Three years is a long time. Relationships are forged and lost in that time. Entire human beings come from nothing, and grow big enough to swat lamps off coffee tables. Little kids turn to adolescents. Beer bellies turn to guts. And six - count them - six steelhead seasons have marched past without so much as a wave from my keyboard.

Thankfully, it's s short time too. Three years or thirteen, or thirty. Yes, in the enormity of time, they're worth the same. But also in the power of an enduring passion. Love's not time's fool. The blog is like an old friend sitting here, waiting for me. A warm fire in the hearth; cold beer on the armrest. Soft creaking of La-Z-Boys as we reminisce.

Too much to tell, really. Good days and slow days, as usual. Days alone and days with company. I want good company, so I don't tolerate abuse anymore. Not even from myself.
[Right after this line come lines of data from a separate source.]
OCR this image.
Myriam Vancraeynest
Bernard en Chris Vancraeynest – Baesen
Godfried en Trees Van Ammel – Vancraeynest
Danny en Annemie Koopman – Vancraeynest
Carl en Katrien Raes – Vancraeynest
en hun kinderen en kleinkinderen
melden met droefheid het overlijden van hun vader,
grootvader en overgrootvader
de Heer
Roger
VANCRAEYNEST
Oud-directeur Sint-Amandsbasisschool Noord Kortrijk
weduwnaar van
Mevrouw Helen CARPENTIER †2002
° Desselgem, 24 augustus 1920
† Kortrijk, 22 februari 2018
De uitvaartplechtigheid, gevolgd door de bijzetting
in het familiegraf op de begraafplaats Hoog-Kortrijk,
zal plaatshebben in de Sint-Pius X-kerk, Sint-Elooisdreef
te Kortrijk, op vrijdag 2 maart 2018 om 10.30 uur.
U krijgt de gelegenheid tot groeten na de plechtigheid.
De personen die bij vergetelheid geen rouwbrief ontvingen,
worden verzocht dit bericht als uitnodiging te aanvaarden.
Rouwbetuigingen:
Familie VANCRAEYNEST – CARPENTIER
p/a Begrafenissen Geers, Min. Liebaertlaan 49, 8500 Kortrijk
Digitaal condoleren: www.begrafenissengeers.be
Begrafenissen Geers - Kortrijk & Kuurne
Mistakes are opportunities to learn, not reasons to get frustrated or angry with others or oneself. Mistakes are often the key to new doors. Where fishing is concerned, and indeed life in general, these should never be discarded!

Did I choose the wrong morning to spend the lone hour I had to fish, this week? Yes - but what else is here, now? Dishpans in the shallow water will hold hungry trout when the flows rise later; crowded beaches tell me where I can save time, too. Visit elsewhere. What is the wind saying? How is the Lake answering? I can watch, and reflect, and learn from this wide open book of Nature that is always unfolding its cryptic, deeply rewarding lessons.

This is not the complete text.